En España existen tradiciones que desafían el paso del tiempo, y una de las más arraigadas es la celebración navideña en familia con una mesa repleta de delicias. La reina Letizia, a pesar de su estatus y su apretada agenda, nunca falta a este ritual acogedor: cada año acude con su familia a la casa de su padre, Jesús Ortiz, para compartir la cena festiva y disfrutar del famoso postre navideño roscón de Reyes. No se trata solo de una comida, sino de un momento especial en el que incluso los monarcas se convierten en personas comunes, olvidando protocolos y compromisos oficiales.
Esta vez, tras la solemne Pascua Militar en el Palacio Real, donde Letizia brilló con un elegante conjunto y el rey Felipe y la princesa Leonor lucieron uniforme militar, la familia se dirigió a Pozuelo de Alarcón. Es aquí, en la casa de Jesús Ortiz, donde los más allegados se reúnen para pasar la velada en un ambiente cálido, lejos de las cámaras y los focos.
Círculo familiar
Este año no todos se sentaron a la mesa festiva. La madre de la reina, Paloma Rocasolano, no acudió al encuentro, a pesar de mantener una buena relación con su exesposo y de haberse trasladado recientemente de Murcia a Madrid junto a su nueva pareja, el empresario británico Marcus Brandler. En cambio, la hermana de Letizia, Telma Ortiz, llegó acompañada de sus hijas, aunque hace poco fue vista junto a su expareja, el abogado Robert Gavin Bonnar, de quien se separó hace apenas unos meses.

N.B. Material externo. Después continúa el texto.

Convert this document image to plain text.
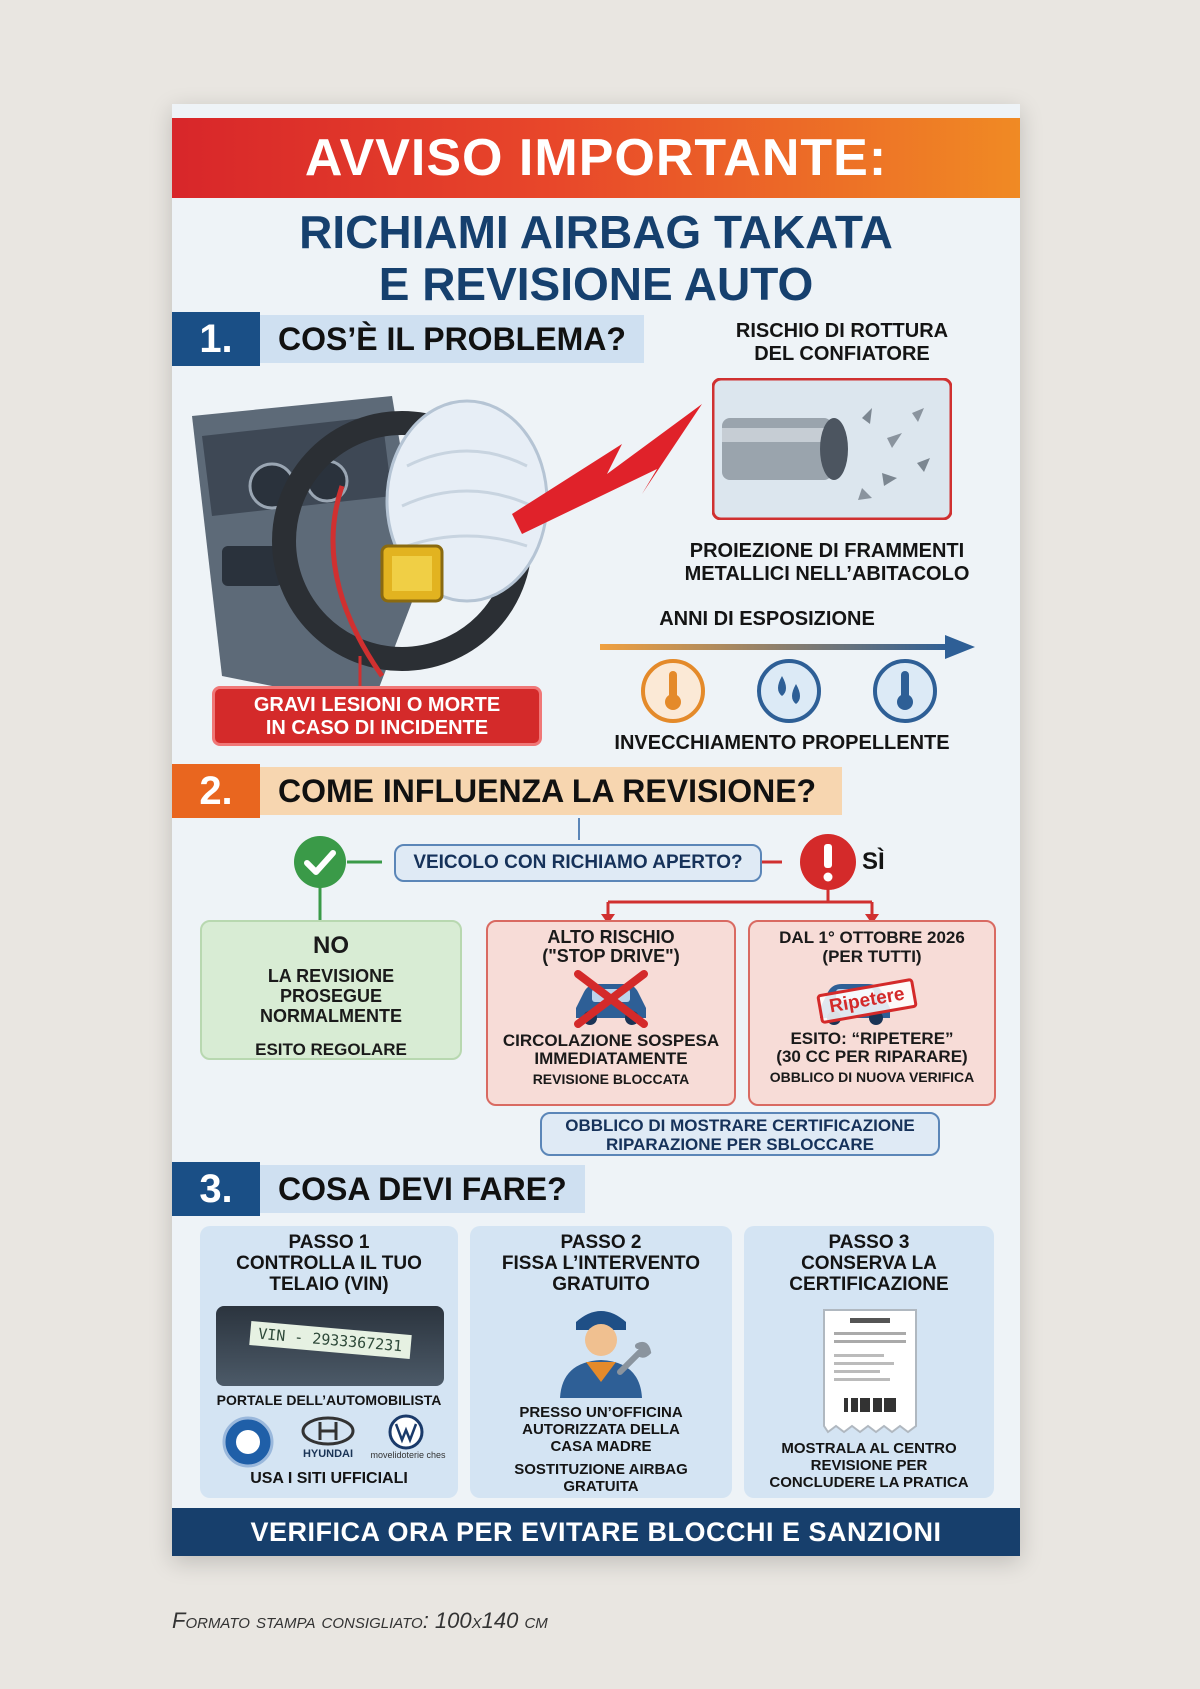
AVVISO IMPORTANTE:
RICHIAMI AIRBAG TAKATA
E REVISIONE AUTO
1.	COS’È IL PROBLEMA?	RISCHIO DI ROTTURA
DEL CONFIATORE
PROIEZIONE DI FRAMMENTI
METALLICI NELL’ABITACOLO
ANNI DI ESPOSIZIONE
GRAVI LESIONI O MORTE
IN CASO DI INCIDENTE
INVECCHIAMENTO PROPELLENTE
2.	COME INFLUENZA LA REVISIONE?
VEICOLO CON RICHIAMO APERTO?	SÌ
NO
LA REVISIONE
PROSEGUE
NORMALMENTE
ESITO REGOLARE
ALTO RISCHIO
("STOP DRIVE")
CIRCOLAZIONE SOSPESA
IMMEDIATAMENTE
REVISIONE BLOCCATA
DAL 1° OTTOBRE 2026
(PER TUTTI)
Ripetere
ESITO: “RIPETERE”
(30 CC PER RIPARARE)
OBBLICO DI NUOVA VERIFICA
OBBLICO DI MOSTRARE CERTIFICAZIONE
RIPARAZIONE PER SBLOCCARE
3.	COSA DEVI FARE?
PASSO 1
CONTROLLA IL TUO
TELAIO (VIN)
VIN - 2933367231
PORTALE DELL’AUTOMOBILISTA
HYUNDAI	movelidoterie ches
USA I SITI UFFICIALI
PASSO 2
FISSA L’INTERVENTO
GRATUITO
PRESSO UN’OFFICINA
AUTORIZZATA DELLA
CASA MADRE
SOSTITUZIONE AIRBAG
GRATUITA
PASSO 3
CONSERVA LA
CERTIFICAZIONE
MOSTRALA AL CENTRO
REVISIONE PER
CONCLUDERE LA PRATICA
VERIFICA ORA PER EVITARE BLOCCHI E SANZIONI
Formato stampa consigliato: 100x140 cm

La familia real al completo — Felipe, Letizia, Leonor y Sofía — llegó en coche, como cualquier familia normal, sin ostentación. El Rey iba al volante, Letizia a su lado y las hijas sentadas detrás. La princesa Sofía, por cierto, no asistió a la Pascua Militar, pero se sumó encantada a la cena familiar. Los paparazzi apenas lograron captar el momento: la familia real procura proteger su vida privada de las miradas ajenas.

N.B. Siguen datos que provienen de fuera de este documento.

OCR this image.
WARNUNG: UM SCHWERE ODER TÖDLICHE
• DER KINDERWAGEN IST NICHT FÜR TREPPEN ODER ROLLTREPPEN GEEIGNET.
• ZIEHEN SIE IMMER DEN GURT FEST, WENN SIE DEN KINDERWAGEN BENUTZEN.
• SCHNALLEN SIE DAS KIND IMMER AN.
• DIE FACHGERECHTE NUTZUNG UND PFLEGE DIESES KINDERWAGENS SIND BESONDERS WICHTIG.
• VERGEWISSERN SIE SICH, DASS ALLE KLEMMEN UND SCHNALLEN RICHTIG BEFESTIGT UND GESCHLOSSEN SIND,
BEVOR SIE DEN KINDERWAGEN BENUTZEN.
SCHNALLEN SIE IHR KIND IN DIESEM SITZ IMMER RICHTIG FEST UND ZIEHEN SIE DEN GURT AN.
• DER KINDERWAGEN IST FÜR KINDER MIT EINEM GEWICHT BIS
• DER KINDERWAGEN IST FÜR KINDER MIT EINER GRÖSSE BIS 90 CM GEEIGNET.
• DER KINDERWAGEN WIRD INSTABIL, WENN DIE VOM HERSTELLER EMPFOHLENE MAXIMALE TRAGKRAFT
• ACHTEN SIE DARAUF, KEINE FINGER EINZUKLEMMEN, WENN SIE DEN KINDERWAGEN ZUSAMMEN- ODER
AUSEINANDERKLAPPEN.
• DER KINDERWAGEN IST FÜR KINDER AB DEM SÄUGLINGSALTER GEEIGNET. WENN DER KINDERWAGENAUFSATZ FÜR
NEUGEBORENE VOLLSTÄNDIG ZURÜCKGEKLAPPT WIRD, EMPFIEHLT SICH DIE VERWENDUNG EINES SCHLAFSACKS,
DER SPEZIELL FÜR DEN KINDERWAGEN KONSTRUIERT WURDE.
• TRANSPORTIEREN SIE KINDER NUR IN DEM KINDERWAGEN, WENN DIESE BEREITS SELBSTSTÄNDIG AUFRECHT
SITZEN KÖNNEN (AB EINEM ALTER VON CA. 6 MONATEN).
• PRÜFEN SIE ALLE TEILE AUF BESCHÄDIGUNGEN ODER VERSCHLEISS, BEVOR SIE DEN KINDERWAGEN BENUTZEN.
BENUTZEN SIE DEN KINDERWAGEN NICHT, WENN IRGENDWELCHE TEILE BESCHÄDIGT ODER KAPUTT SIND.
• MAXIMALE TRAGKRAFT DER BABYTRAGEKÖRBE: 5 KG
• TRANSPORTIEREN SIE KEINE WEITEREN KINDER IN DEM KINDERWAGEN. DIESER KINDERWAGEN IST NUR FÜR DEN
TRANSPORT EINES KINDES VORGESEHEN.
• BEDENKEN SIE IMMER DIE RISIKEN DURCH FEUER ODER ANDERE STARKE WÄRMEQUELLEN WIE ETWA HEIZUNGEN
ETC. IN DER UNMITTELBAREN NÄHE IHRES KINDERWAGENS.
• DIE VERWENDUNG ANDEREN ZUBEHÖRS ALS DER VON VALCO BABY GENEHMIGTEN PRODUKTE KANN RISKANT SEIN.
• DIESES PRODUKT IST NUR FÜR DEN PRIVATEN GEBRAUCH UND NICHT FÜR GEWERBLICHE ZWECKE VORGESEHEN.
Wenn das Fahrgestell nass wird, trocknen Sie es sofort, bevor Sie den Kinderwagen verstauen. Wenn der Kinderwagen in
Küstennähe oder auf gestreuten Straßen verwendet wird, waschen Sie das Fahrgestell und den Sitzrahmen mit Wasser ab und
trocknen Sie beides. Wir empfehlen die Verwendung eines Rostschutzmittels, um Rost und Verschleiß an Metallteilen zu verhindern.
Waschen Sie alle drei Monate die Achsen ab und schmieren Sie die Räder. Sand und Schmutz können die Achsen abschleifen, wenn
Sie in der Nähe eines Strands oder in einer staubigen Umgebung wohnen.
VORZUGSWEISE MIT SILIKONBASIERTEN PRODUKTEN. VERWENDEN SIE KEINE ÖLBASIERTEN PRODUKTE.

Tradiciones y delicias gastronómicas
El protagonista de la noche, como es tradición, fue el roscón de Reyes, el clásico pastel español que, según cuentan, Jesús Ortiz encarga siempre sin nata en una conocida pastelería madrileña. Alrededor de la mesa no solo se comparte el postre, también se intercambian regalos, aportando un ambiente cálido a la reunión. En esos momentos, incluso las personas más influyentes del país se convierten simplemente en familia, para quienes lo más importante es estar juntos.
Se conocen pocos detalles sobre la velada, ya que la familia prefiere no hacer públicos los aspectos de su vida privada. Sin embargo, está claro que para Letizia y los suyos esta noche no es un mero trámite, sino una pieza fundamental de su historia familiar, que cuidan y transmiten de generación en generación.
Planes de futuro
Tras un breve descanso en familia, la reina y el rey retoman sus responsabilidades. Esta misma semana, Letizia participará en la ceremonia de entrega de un prestigioso premio de periodismo, mientras que Felipe encabezará una importante conferencia diplomática. A pesar de su apretada agenda, siempre encuentran tiempo para sus seres queridos, lo que genera respeto incluso entre los observadores más escépticos.
Esta forma de vida es poco común entre las monarquías europeas. La familia real española demuestra que las tradiciones y los valores familiares pueden convivir con la modernidad y los asuntos de Estado. Esto no solo refuerza su imagen, sino que los acerca aún más al pueblo.